Sixty-two people from 18 countries took part in the Antarctic Ice Marathon last week, the southernmost marathon on Earth.
The race takes place at Union Glacier near the Ellsworth Mountains and is just a few hundred miles from the South Pole.
A massive storm hit the location recently, making it impossible for competitors to fly in from Chile. But it eventually cleared and the race got underway on December 17th, three days later than scheduled.
The athletes were greeted by bright sunshine and constant daylight at this time of year, but the temperature dipped to minus 15 degrees Celsius at its coldest.

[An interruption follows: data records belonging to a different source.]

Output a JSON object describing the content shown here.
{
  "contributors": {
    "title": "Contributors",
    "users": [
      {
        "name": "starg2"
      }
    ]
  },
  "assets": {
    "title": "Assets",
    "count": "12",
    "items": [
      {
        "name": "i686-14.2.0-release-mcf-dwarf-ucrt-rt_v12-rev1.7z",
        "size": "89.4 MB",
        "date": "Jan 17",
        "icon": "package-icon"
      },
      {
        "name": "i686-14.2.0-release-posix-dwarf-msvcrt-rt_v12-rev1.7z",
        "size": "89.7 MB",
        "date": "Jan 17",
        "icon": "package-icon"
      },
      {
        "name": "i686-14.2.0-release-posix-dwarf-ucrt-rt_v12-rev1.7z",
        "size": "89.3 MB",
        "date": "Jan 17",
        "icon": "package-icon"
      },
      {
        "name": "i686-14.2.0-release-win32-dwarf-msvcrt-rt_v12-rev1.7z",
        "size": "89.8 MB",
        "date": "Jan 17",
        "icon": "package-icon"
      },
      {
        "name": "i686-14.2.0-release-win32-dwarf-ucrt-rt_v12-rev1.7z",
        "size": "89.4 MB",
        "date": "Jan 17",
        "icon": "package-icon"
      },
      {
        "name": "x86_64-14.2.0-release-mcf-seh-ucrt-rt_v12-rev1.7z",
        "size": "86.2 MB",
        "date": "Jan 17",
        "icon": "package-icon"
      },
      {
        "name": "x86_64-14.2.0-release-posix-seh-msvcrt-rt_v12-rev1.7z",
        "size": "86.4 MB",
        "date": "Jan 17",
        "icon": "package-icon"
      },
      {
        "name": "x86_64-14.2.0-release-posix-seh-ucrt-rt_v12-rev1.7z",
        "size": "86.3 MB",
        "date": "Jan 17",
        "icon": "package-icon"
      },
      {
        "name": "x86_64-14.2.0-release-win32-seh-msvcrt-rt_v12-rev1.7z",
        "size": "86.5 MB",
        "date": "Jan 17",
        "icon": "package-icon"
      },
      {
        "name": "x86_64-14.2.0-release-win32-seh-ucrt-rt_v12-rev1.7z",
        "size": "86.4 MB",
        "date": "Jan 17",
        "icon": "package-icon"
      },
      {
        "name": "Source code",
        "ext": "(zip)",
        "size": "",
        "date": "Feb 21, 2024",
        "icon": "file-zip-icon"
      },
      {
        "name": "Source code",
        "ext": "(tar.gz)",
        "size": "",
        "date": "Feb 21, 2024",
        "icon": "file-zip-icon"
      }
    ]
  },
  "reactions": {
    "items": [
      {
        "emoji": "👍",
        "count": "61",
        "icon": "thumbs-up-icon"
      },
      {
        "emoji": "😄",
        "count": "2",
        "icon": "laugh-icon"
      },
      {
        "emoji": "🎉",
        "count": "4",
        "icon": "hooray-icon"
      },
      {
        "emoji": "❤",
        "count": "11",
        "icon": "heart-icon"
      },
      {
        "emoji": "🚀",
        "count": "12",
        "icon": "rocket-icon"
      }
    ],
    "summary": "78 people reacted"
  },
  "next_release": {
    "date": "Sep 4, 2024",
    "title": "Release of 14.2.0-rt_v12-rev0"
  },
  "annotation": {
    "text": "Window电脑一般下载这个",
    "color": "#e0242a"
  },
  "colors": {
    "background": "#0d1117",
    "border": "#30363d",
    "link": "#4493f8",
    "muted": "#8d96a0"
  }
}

Despite the howling wind conditions and soft snow, a new record was set in the women's race.
30 year-old Evija Reine from Latvia, a student doctor, clocked 4 hours, six minutes and 11 seconds, eclipsing the previous mark of 4:20:02 set by Great Britain's Fiona Oakes in 2013.

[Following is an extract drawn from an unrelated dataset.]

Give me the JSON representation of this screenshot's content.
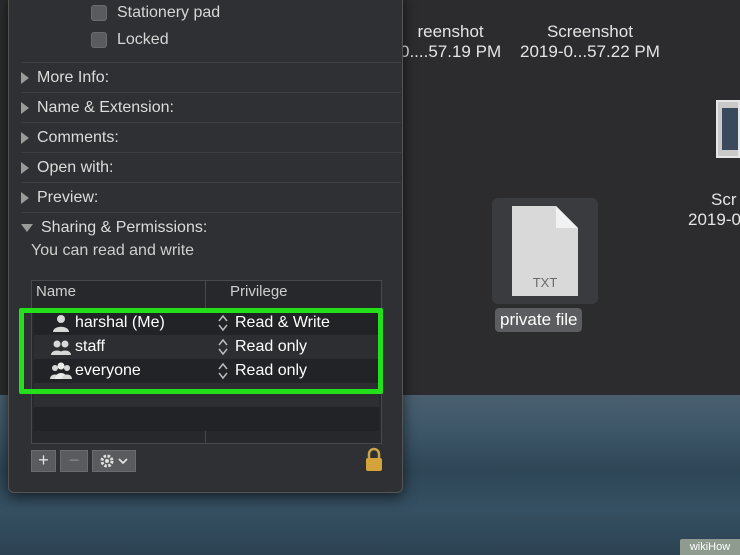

Grace Yao of the United States took second place with another Briton, Julia Hunter, in third.
In a closely fought battle amongst the men, Polish endurance athlete Grzegorz Bogunia claimed the title in a time of 3:53:02, just over a minute ahead Julien Cazorla of France.
Derk Cullinan of the United States was third.
It was the sixteenth edition of the Antarctic Ice Marathon and eleven of the athletes joined the '7 Continents Marathon Club', completing a marathon on all seven continents when they finished the race.